Он закурил последнюю папиросу и принялся обдумывать грядущие допросы чтобы выработать линию поведения. Он чувствовал ту же взволнованную уверенность, какую ощущал в студенческие годы перед особенно трудным экзаменом. Он попытался припомнить все, что слышал о пытке "паровой ванной". Мысленно представил себе - в подробностях - связанные с нею физические муки: ведь ничего сверхъестественного в них не будет. Главное, чтоб его не застали врасплох. Но он успеет приготовиться и здесь - как когда-то успел приготовься там, - его ни в чем не заставят признаться: скажет лишь то, что найдет нужным. Только скорей бы уж все началось.
Ему вдруг опять припомнился сон - о том, как старый таксист и Рихард гнались за ним на грохочущем паровозе, потому что он не расплатился с ними. "Теперь-то уж я расплачусь за все", - подумал он, криво улыбнувшись.

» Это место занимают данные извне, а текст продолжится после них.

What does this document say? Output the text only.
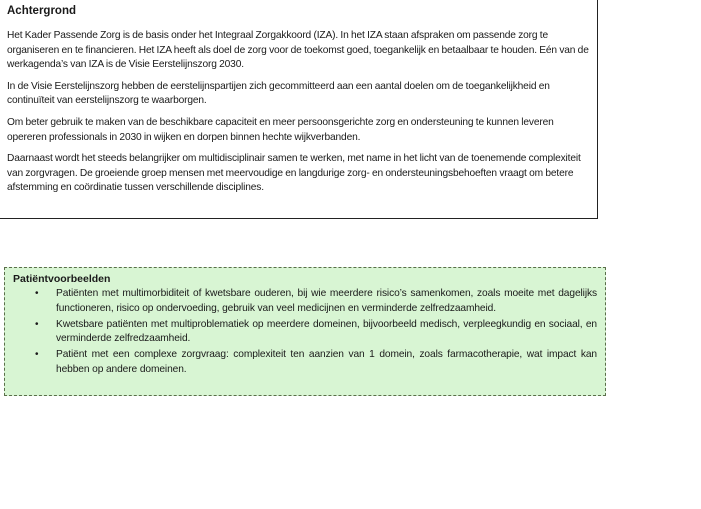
Achtergrond

Het Kader Passende Zorg is de basis onder het Integraal Zorgakkoord (IZA). In het IZA staan afspraken om passende zorg te organiseren en te financieren. Het IZA heeft als doel de zorg voor de toekomst goed, toegankelijk en betaalbaar te houden. Eén van de werkagenda’s van IZA is de Visie Eerstelijnszorg 2030.

In de Visie Eerstelijnszorg hebben de eerstelijnspartijen zich gecommitteerd aan een aantal doelen om de toegankelijkheid en continuïteit van eerstelijnszorg te waarborgen.

Om beter gebruik te maken van de beschikbare capaciteit en meer persoonsgerichte zorg en ondersteuning te kunnen leveren opereren professionals in 2030 in wijken en dorpen binnen hechte wijkverbanden.

Daarnaast wordt het steeds belangrijker om multidisciplinair samen te werken, met name in het licht van de toenemende complexiteit van zorgvragen. De groeiende groep mensen met meervoudige en langdurige zorg- en ondersteuningsbehoeften vraagt om betere afstemming en coördinatie tussen verschillende disciplines.

Patiëntvoorbeelden
• Patiënten met multimorbiditeit of kwetsbare ouderen, bij wie meerdere risico’s samenkomen, zoals moeite met dagelijks functioneren, risico op ondervoeding, gebruik van veel medicijnen en verminderde zelfredzaamheid.
• Kwetsbare patiënten met multiproblematiek op meerdere domeinen, bijvoorbeeld medisch, verpleegkundig en sociaal, en verminderde zelfredzaamheid.
• Patiënt met een complexe zorgvraag: complexiteit ten aanzien van 1 domein, zoals farmacotherapie, wat impact kan hebben op andere domeinen.
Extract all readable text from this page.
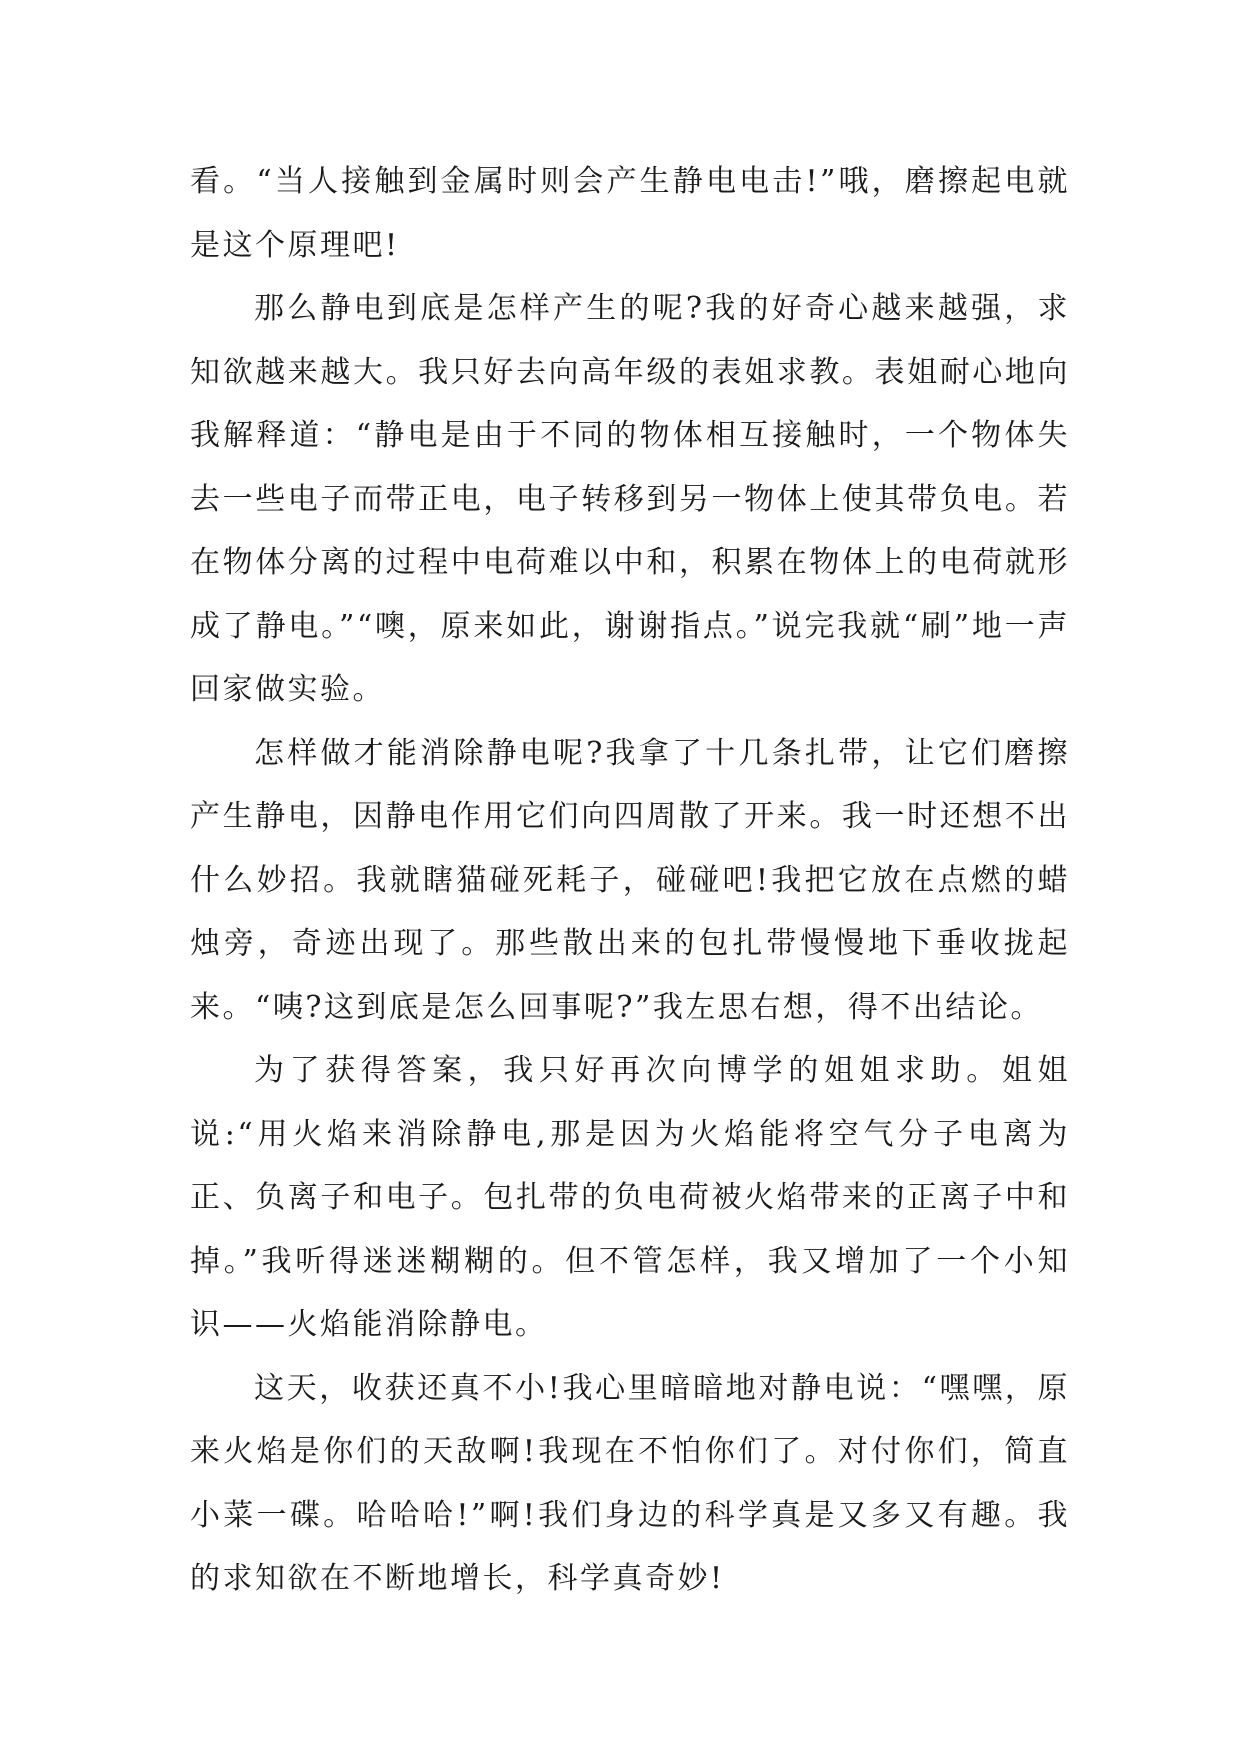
看。“当人接触到金属时则会产生静电电击!”哦，磨擦起电就是这个原理吧!

那么静电到底是怎样产生的呢?我的好奇心越来越强，求知欲越来越大。我只好去向高年级的表姐求教。表姐耐心地向我解释道：“静电是由于不同的物体相互接触时，一个物体失去一些电子而带正电，电子转移到另一物体上使其带负电。若在物体分离的过程中电荷难以中和，积累在物体上的电荷就形成了静电。”“噢，原来如此，谢谢指点。”说完我就“刷”地一声回家做实验。

怎样做才能消除静电呢?我拿了十几条扎带，让它们磨擦产生静电，因静电作用它们向四周散了开来。我一时还想不出什么妙招。我就瞎猫碰死耗子，碰碰吧!我把它放在点燃的蜡烛旁，奇迹出现了。那些散出来的包扎带慢慢地下垂收拢起来。“咦?这到底是怎么回事呢?”我左思右想，得不出结论。

为了获得答案，我只好再次向博学的姐姐求助。姐姐说:“用火焰来消除静电,那是因为火焰能将空气分子电离为正、负离子和电子。包扎带的负电荷被火焰带来的正离子中和掉。”我听得迷迷糊糊的。但不管怎样，我又增加了一个小知识——火焰能消除静电。

这天，收获还真不小!我心里暗暗地对静电说：“嘿嘿，原来火焰是你们的天敌啊!我现在不怕你们了。对付你们，简直小菜一碟。哈哈哈!”啊!我们身边的科学真是又多又有趣。我的求知欲在不断地增长，科学真奇妙!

I Папироса незаметно догорела до бумаги - он закашлялся и бросил окурок. Хотел раздавить его ногой, но раздумал и, подняв, приставил тлеющий огонь к тыльной стороне своей левой кисти, между двумя голубеющими жилками. Спокойно прижимая огонь к руке, он смотрел на секундную стрелку: операция длилась тридцать секунд. Он остался доволен собой - его рука ни разу не дрогнула, бросил окурок на каменный пол и снова принялся шагать по камере.
Глаз, прижимавшийся в коридоре к очку и внимательно следивший за ним, исчез.
11
Баландеры разносили одиночникам обед, рубашовскую камеру опять пропустили. Смотреть в глазок было бы унизительно, поэтому Рубашов так и не узнал, чем здесь днем кормят заключенных; но запах еды проник в его камеру и показался ему весьма аппетитным.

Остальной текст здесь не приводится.